El baile de aquel día no fue casualidad, lo había buscado durante todo el verano. Había querido rodearla con mis brazos, aunque fuera de esa manera sosa y pulcra, desde que llegue a principios de Agosto. Y ese día estaba preciosa, encantadora, con esos rizos, novedad asombrosa frente al cuidado liso de los días pasados. Sus ojos, como siempre, negros y profundos, sonriendo en cada mirada aunque su boca permaneciera cerrada en esa delicada línea que formaban sus labios rosas, jugosos bajo el brillo transparente. Pero no era su boca lo que realmente me perdía, lo que siempre me había hecho elegirla, por encima de las demás, en las continúas y tontas clasificaciones que hacíamos. Lo que de verdad definía su rostro y le daba esa armonía perfecta, era su maravillosa nariz. Pequeña, sin ser diminuta, respingona, sin llegar a ser porcina… Morena, como el resto de su cuerpo, fuera o no verano.
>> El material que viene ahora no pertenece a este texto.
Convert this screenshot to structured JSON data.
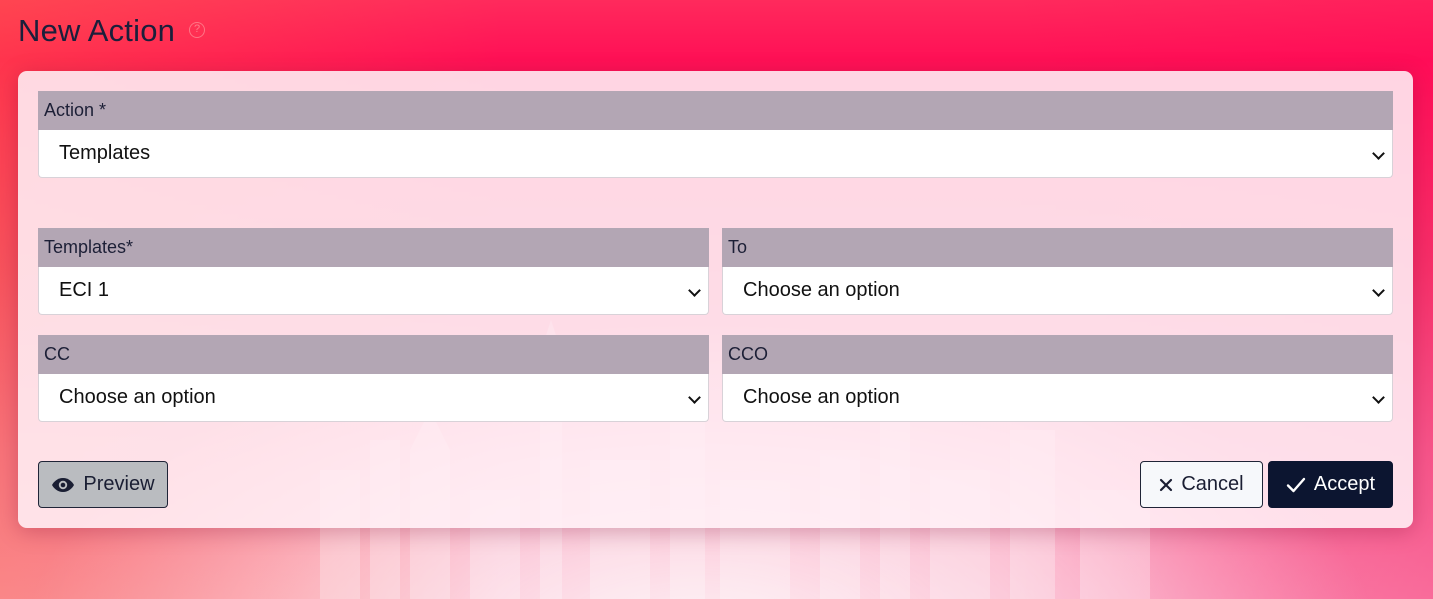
{
  "page": {
    "title": "New Action",
    "help_icon": "question-circle-icon"
  },
  "form": {
    "action": {
      "label": "Action *",
      "value": "Templates"
    },
    "templates": {
      "label": "Templates*",
      "value": "ECI 1"
    },
    "to": {
      "label": "To",
      "value": "Choose an option"
    },
    "cc": {
      "label": "CC",
      "value": "Choose an option"
    },
    "cco": {
      "label": "CCO",
      "value": "Choose an option"
    }
  },
  "buttons": {
    "preview": {
      "label": "Preview",
      "icon": "eye-icon"
    },
    "cancel": {
      "label": "Cancel",
      "icon": "close-icon"
    },
    "accept": {
      "label": "Accept",
      "icon": "check-icon"
    }
  },
  "colors": {
    "label_bg": "#b3a6b4",
    "accept_bg": "#0c1530",
    "background_accent": "#ff1056"
  }
}
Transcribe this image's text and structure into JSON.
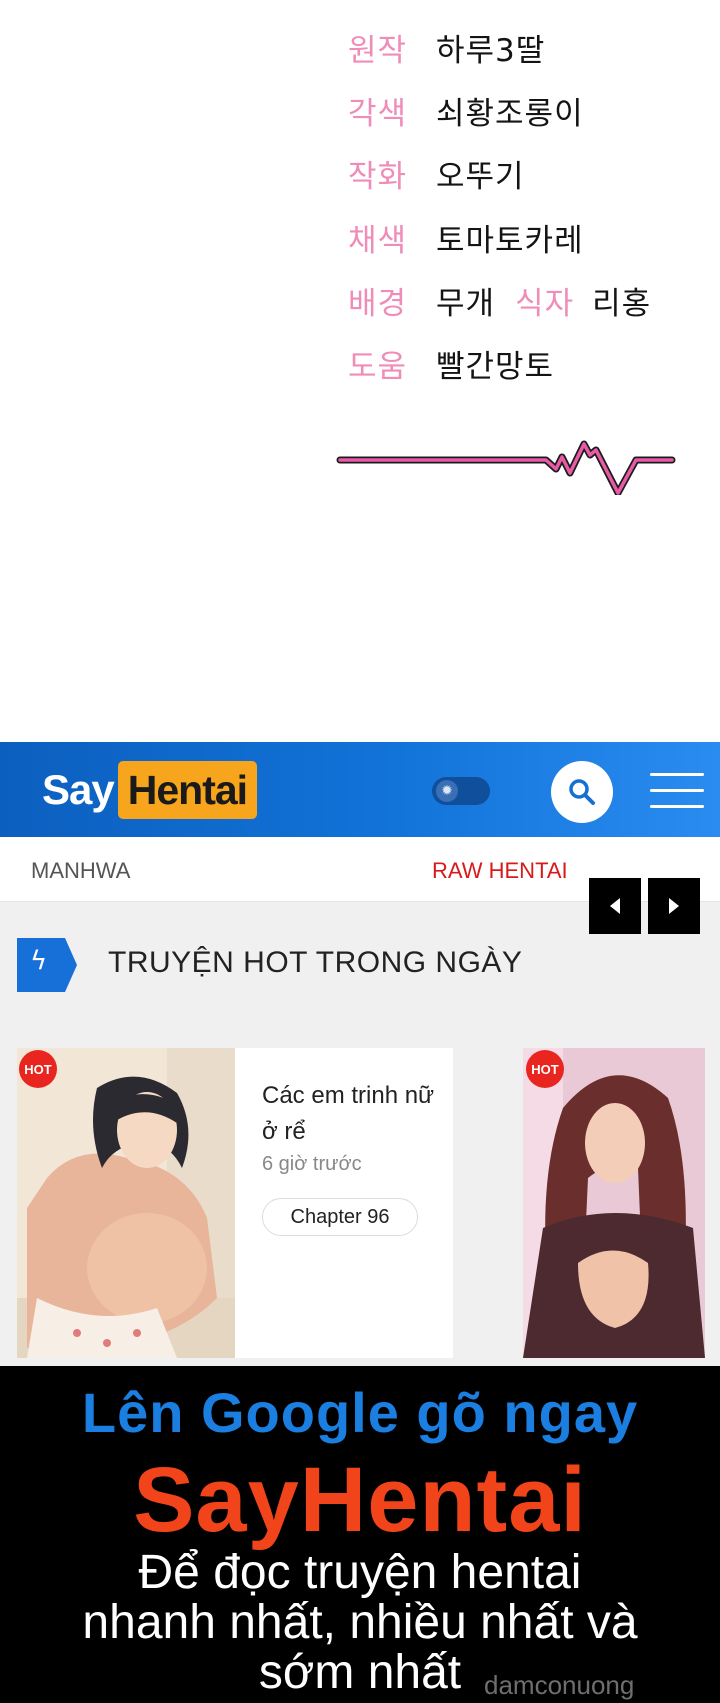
{
  "credits": {
    "rows": [
      {
        "role": "원작",
        "name": "하루3딸"
      },
      {
        "role": "각색",
        "name": "쇠황조롱이"
      },
      {
        "role": "작화",
        "name": "오뚜기"
      },
      {
        "role": "채색",
        "name": "토마토카레"
      },
      {
        "role": "배경",
        "name": "무개",
        "role2": "식자",
        "name2": "리홍"
      },
      {
        "role": "도움",
        "name": "빨간망토"
      }
    ],
    "role_color": "#f08cb8",
    "line_color": "#e85aa6"
  },
  "site": {
    "logo": {
      "say": "Say",
      "hentai": "Hentai"
    },
    "theme_toggle_icon": "sun-icon",
    "search_icon": "search-icon",
    "menu_icon": "hamburger-menu-icon",
    "nav": {
      "manhwa": "MANHWA",
      "raw_hentai": "RAW HENTAI"
    },
    "section": {
      "icon": "lightning-icon",
      "title": "TRUYỆN HOT TRONG NGÀY"
    },
    "arrows": {
      "prev": "◀",
      "next": "▶"
    },
    "cards": [
      {
        "badge": "HOT",
        "title": "Các em trinh nữ ở rể",
        "time": "6 giờ trước",
        "chapter": "Chapter 96"
      },
      {
        "badge": "HOT"
      }
    ],
    "colors": {
      "header_blue": "#1273d8",
      "logo_orange": "#f7a51c",
      "raw_red": "#d81a1a",
      "hot_red": "#e8261f"
    }
  },
  "promo": {
    "line1": "Lên Google gõ ngay",
    "line2": "SayHentai",
    "line3a": "Để đọc truyện hentai",
    "line3b": "nhanh nhất, nhiều nhất và",
    "line3c": "sớm nhất",
    "watermark": "damconuong",
    "colors": {
      "line1": "#1a7fe0",
      "line2": "#f2441a"
    }
  }
}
Aunque en un tamaño más reducido, siempre me recordó a la graciosa nariz de la Cleopatra de Uderzo; “ era una nariz deliciosa”, decían.
Tenerla tan cerca, sólo para mi, tan sonriente, sabiéndola divertida entre mis brazos, fue la culminación de ese verano de amistad y primeros amores. A su lado, me envolvía el suave, delicioso aroma a frutas que desprendía su piel. – ¿Has visto que bien huelo? – Me decía, juguetona pero distante, como hacía siempre. –Si, muy bien – contesté yo, ensimismado, superado por la urgencia de su proximidad. – Y llevo brillo de labios con sabor a fresa – continúo, diciéndolo como si se tratara de alguna novedad, cuando, cada noche que lo llevaba, se encargaba de recordármelo. Me quedaba prendado, fijos los ojos en su mirada, pícara y educada al mismo tiempo. Me fascinaba el pequeño toque rasgado que tenían sus ojos, acrecentado en cada sonrisa; Sonrisa de locura en blancos lirios, dibujada sobre el fondo de los labios húmedos…
Estábamos pegados, mis manos en su cintura, apretando el vestido veraniego de flores contra sus caderas, con sus brazos reposando en mis hombros y los dedos, casi entrelazados, rozándose apenas, rodeando mi cuello. Qué sensación tan agradable, sentir la piel de sus muñecas rozando la mía, mientras mis manos, rígidas por su inexperiencia pero alerta por la emoción, sentían la tibieza de su cintura, apenas protegida por el fino vestido. Hablábamos mientras y yo le hacía reír, eso no era raro, pero cada risa, cada una de sus tímidas carcajada, era un gozo para mí, un paso más hacia la conquista de su territorio vedado, un escalón más, para conseguir una atención exclusiva y dedicada.